4.4% x 15% = 0.044 x 0.15 = .0066
One over that number yields NNT 1/0.0066 = 151
So you can see that you’ve got to find a LOT of these guys to actually help out ONE person.
Even if we just ignore the 96% or so that did NOT have an incidentaloma the picture isn’t good.
Number Needed to Treat = 1/0.15 = 6.7
Number Needed to Harm = 1/0.85 = 1.17
So you’re MUCH more likely to have a bunch of tests for nothing than we are to find something wrong with you. All because you got a CT scan for some OTHER reason!
Consider what one of the experts says:
“If the results of hormonal testing are normal and the imaging features are consistent with benign disease, I would recommend repeating the imaging studies at 6, 12, and 24 months and repeating the hormonal evaluation yearly for 4 years, even though there are no data from large, long-term studies to support these recommendations.”
Now I’m really picking on this test because we have some data for it. I realize the CT’s were “probably” being ordered for perfectly reasonable causes and researchers are going to cry foul with my use of Number Needed to Treat and Number Needed to Harm in this fashion. I consider it perfectly reasonable, however, to ask your doctor “what are the possible side effects of getting this CT scan?” I doubt many would say “well there’s a 1 in 27 chance we will have to do a bunch more tests on you for the next 4 years for nothing!” (Not to mention the CAT scan might get you – see “Cat Scans can Kill You” page on this blog.)
We just don’t really think like that.
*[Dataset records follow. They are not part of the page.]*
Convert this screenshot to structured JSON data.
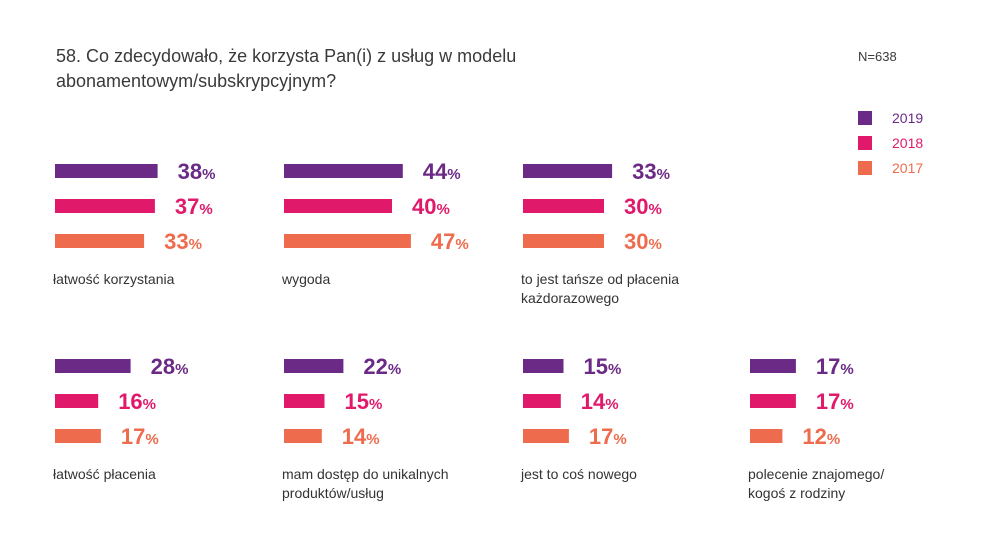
{
  "title_lines": [
    "58. Co zdecydowało, że korzysta Pan(i) z usług w modelu",
    "abonamentowym/subskrypcyjnym?"
  ],
  "sample_size": "N=638",
  "colors": {
    "2019": "#6b2a86",
    "2018": "#e0196b",
    "2017": "#ee6c4d"
  },
  "legend": [
    {
      "label": "2019",
      "color": "#6b2a86"
    },
    {
      "label": "2018",
      "color": "#e0196b"
    },
    {
      "label": "2017",
      "color": "#ee6c4d"
    }
  ],
  "chart_data": {
    "type": "bar",
    "orientation": "horizontal",
    "unit": "%",
    "series_names": [
      "2019",
      "2018",
      "2017"
    ],
    "groups": [
      {
        "label_lines": [
          "łatwość korzystania"
        ],
        "values": [
          38,
          37,
          33
        ]
      },
      {
        "label_lines": [
          "wygoda"
        ],
        "values": [
          44,
          40,
          47
        ]
      },
      {
        "label_lines": [
          "to jest tańsze od płacenia",
          "każdorazowego"
        ],
        "values": [
          33,
          30,
          30
        ]
      },
      {
        "label_lines": [
          "łatwość płacenia"
        ],
        "values": [
          28,
          16,
          17
        ]
      },
      {
        "label_lines": [
          "mam dostęp do unikalnych",
          "produktów/usług"
        ],
        "values": [
          22,
          15,
          14
        ]
      },
      {
        "label_lines": [
          "jest to coś nowego"
        ],
        "values": [
          15,
          14,
          17
        ]
      },
      {
        "label_lines": [
          "polecenie znajomego/",
          "kogoś z rodziny"
        ],
        "values": [
          17,
          17,
          12
        ]
      }
    ]
  }
}
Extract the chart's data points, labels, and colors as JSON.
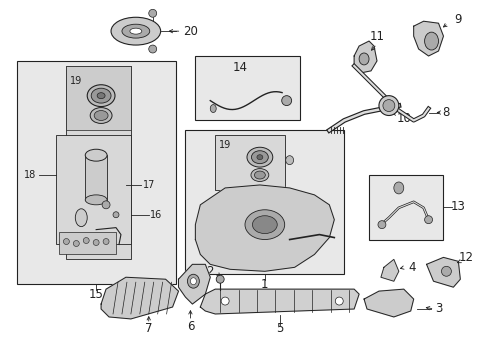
{
  "bg_color": "#ffffff",
  "box_fill": "#e8e8e8",
  "inner_fill": "#d8d8d8",
  "line_color": "#222222",
  "figsize": [
    4.89,
    3.6
  ],
  "dpi": 100,
  "label_fs": 8.5,
  "small_fs": 7.0
}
We are trained to DO something and even when we screw you over, MOST patients will end up thinking we did the right thing. It’s dumbfounding to me, really, but I’ve seen it time and time again. At the end of the 4 years when the patient is finally discharged (at least from concern about this malady) he says “Thank goodness they caught that and it was nothing. I really feel better now.” ARRGGHH!
As you can see, I’m very worried that if everybody starts getting full body scans….it will be a mess. Please don’t get one. Pretty Please!